Twenty years after pushing through college at Florida State University and, as a young mother, finding support from a college professor, Summer Bell has witnessed that baby follow in her footsteps.

Her daughter, Alivia Thompson, has graduated from the same institution.

Bell, who had the baby days before finals, has seen even more change on her end. She now serves on her alma mater’s College of Business Board of Governors.

In 2001, Bell, who received a bachelor’s degree in marketing, found herself without stable babysitting and facing many other challenges.

Mother and Daughter graduate 20 years apart from Florida State University
Twenty years ago, Summer Bell had to carry her baby to classes at Florida State University. Her daughter, Alivia Thompson, has now graduated from the same school. (Photo: Facebook/Summer Bell)

A Naples, Florida native, Bell currently is the director of shopper marketing for Coca-Cola. A junior in school in 2001, Bell had just given birth to Thompson.

The 42-year-old recalls once sitting in her e-commerce class, taught by the then-new professor Michael Hartline, with the new baby in tow. She took the infant to class with her on one day in particular because her child-care arrangements had fallen through. She was petrified the baby would disrupt her classmates’ learning by crying.

“I had her in her car seat, I got there early, and I sat in the very back corner of the class so that nobody would notice me. I was just rocking her car seat the whole time with my foot,” Bell told the Tallahassee Democrat.

According to Bell, Thompson started to whimper and with that as a cue, she tried to slip out of class. Her professor, who had three babies in his home (then 5, 4 and 2), stepped in.

She said, “I was so embarrassed because Florida State is just not the type of school that you usually have a baby in, but while I started to gather all my things and leave, Hartline was like, ‘No, no, no; it’s okay. Give her here.’ ”

“He taught the rest of the class walking around and bouncing her while he finished so that I can stay in class and take notes,” Bell recalled.

“At the time, my daughters were 5, 4 and 2 years old, so I had experience in calming babies by holding them and walking around,” Hartline said of that day. “I honestly didn’t think much about it at the time. I understood what Summer was going through and wanted to help.”

In addition to the teacher helping out, a couple of nursing students on campus stepped up to provide care for the young mother as she pursued her degree. These students, all studying to one day become NICU nurses or doctors, synchronized their schedules to babysit Thompson while her mom was in class.

With the support of others, she was able to obtain her marketing degree in three years.

“It really is probably one of my greatest accomplishments because it was the hardest and scariest time of my life — not knowing what was going to happen,” Bell said. “Now, knowing everything is okay makes it so much better and exciting.”

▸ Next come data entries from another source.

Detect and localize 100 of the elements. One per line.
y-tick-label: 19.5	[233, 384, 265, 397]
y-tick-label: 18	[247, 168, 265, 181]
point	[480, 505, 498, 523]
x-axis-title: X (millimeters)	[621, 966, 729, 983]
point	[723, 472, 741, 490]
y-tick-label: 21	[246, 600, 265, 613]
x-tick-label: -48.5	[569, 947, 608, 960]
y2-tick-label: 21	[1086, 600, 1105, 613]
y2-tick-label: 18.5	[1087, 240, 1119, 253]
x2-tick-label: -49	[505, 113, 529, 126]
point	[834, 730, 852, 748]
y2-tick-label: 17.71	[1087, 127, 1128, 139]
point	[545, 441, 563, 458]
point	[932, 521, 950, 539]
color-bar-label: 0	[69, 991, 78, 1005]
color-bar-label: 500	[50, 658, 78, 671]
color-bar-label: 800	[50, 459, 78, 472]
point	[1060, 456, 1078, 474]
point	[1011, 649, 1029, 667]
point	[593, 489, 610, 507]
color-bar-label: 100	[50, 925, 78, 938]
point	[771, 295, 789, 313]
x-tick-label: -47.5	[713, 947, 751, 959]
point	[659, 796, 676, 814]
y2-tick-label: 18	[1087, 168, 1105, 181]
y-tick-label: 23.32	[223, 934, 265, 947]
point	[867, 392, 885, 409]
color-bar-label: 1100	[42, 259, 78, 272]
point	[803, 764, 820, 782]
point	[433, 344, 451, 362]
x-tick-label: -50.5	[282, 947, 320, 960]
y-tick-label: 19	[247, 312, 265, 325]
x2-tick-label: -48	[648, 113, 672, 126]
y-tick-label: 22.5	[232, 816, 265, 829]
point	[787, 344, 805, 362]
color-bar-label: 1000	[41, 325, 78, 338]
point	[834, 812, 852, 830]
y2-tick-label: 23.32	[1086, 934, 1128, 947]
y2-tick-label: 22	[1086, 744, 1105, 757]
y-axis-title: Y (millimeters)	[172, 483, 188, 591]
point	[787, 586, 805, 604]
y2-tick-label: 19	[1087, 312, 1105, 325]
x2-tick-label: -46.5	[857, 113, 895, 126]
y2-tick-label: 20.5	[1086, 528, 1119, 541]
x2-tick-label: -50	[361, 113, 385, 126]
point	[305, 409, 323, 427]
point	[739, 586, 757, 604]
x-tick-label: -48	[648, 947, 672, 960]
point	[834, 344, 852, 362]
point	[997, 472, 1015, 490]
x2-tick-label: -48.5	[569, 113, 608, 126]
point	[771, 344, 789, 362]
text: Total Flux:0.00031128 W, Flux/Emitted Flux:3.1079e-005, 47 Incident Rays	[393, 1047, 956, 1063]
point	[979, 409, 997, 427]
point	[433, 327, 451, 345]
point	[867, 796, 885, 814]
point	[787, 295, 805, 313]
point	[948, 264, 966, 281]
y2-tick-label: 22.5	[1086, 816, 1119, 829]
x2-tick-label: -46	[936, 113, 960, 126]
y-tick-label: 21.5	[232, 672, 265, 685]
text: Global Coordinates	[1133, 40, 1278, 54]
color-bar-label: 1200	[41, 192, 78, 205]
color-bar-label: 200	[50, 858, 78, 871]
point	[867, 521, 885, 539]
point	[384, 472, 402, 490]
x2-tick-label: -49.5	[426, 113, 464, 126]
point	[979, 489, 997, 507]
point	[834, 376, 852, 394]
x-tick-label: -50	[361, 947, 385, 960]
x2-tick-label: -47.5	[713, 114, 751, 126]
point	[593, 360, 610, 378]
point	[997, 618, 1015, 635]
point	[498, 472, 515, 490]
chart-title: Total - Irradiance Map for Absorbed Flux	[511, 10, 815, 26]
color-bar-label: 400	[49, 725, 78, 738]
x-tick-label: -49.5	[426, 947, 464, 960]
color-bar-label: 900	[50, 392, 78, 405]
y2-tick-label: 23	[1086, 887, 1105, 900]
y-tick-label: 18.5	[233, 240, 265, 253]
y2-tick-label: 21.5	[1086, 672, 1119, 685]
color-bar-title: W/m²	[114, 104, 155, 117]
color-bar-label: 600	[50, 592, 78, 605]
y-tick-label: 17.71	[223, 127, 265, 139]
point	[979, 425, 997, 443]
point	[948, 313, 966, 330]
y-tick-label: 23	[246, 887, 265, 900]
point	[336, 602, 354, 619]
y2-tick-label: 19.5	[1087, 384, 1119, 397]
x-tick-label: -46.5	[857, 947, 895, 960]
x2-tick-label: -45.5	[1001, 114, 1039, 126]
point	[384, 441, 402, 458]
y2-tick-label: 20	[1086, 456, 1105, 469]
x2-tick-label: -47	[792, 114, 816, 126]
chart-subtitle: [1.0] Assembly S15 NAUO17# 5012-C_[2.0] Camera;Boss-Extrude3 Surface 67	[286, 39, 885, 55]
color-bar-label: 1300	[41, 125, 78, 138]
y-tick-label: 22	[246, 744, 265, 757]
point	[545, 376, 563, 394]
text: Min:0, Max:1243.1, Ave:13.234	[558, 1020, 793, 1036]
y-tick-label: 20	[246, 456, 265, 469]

Thompson, 22, who watched her mother from birth strive for success, is also a graduate of the same school, finishing in the same three years, and studying under the same teacher who rocked her as a baby and is now dean of FSU College of Business.

Alivia Thompson graduates
Alivia Thompson graduated from Florida State University in December 2022. (Photo: Facebook/Alivia Thompson)

“Going through college, I thought about how my mom did it with a whole child, and it’s inspiring how she had to grow up and figure things out so much quicker,” said Thompson. “I’ve always had my mom in my corner, pushing me to know that if she did it, I can do it too.”

Her mom remains in her corner as a proud cheerleader. At her graduation from FSU, Bell recalled crying the whole time while sitting in the audience with her mother.

Thompson is now enrolled in a graduate program at Kennesaw State University in Kennesaw, Georgia, pursuing a master’s degree in business administration. While working on her MBA, she is a social media manager for Deka Lash.

She has been at Coca-Cola for over a decade, working on notable products like Gold Peak tea, where as the commercial group director for the category, she was instrumental in increasing sales to double-digit growth in 2015, and she spearheaded the company’s LINC program and successfully launched “Lean in Circles” as support groups for women working at the brand.

Hartline, in his new capacity, marveled at how this once young mother currently is a member of the College of Business Board of Governors and just a few years ago was the master’s hooding speaker for the college.

He said, “Having a former student serving on our board is pretty special … Full circle moments like that and Alivia’s graduation make my job so incredibly rewarding,” he said.

Bell sums up her experience this way, “Many people aren’t able to have a baby, go to school full time and finish, so because of that, I wanted to try to make it happen for me and also for my daughter to show her exactly how this whole thing can work.”

She added, “You can still be successful in doing something that you’re proud of, even when you’re challenged.”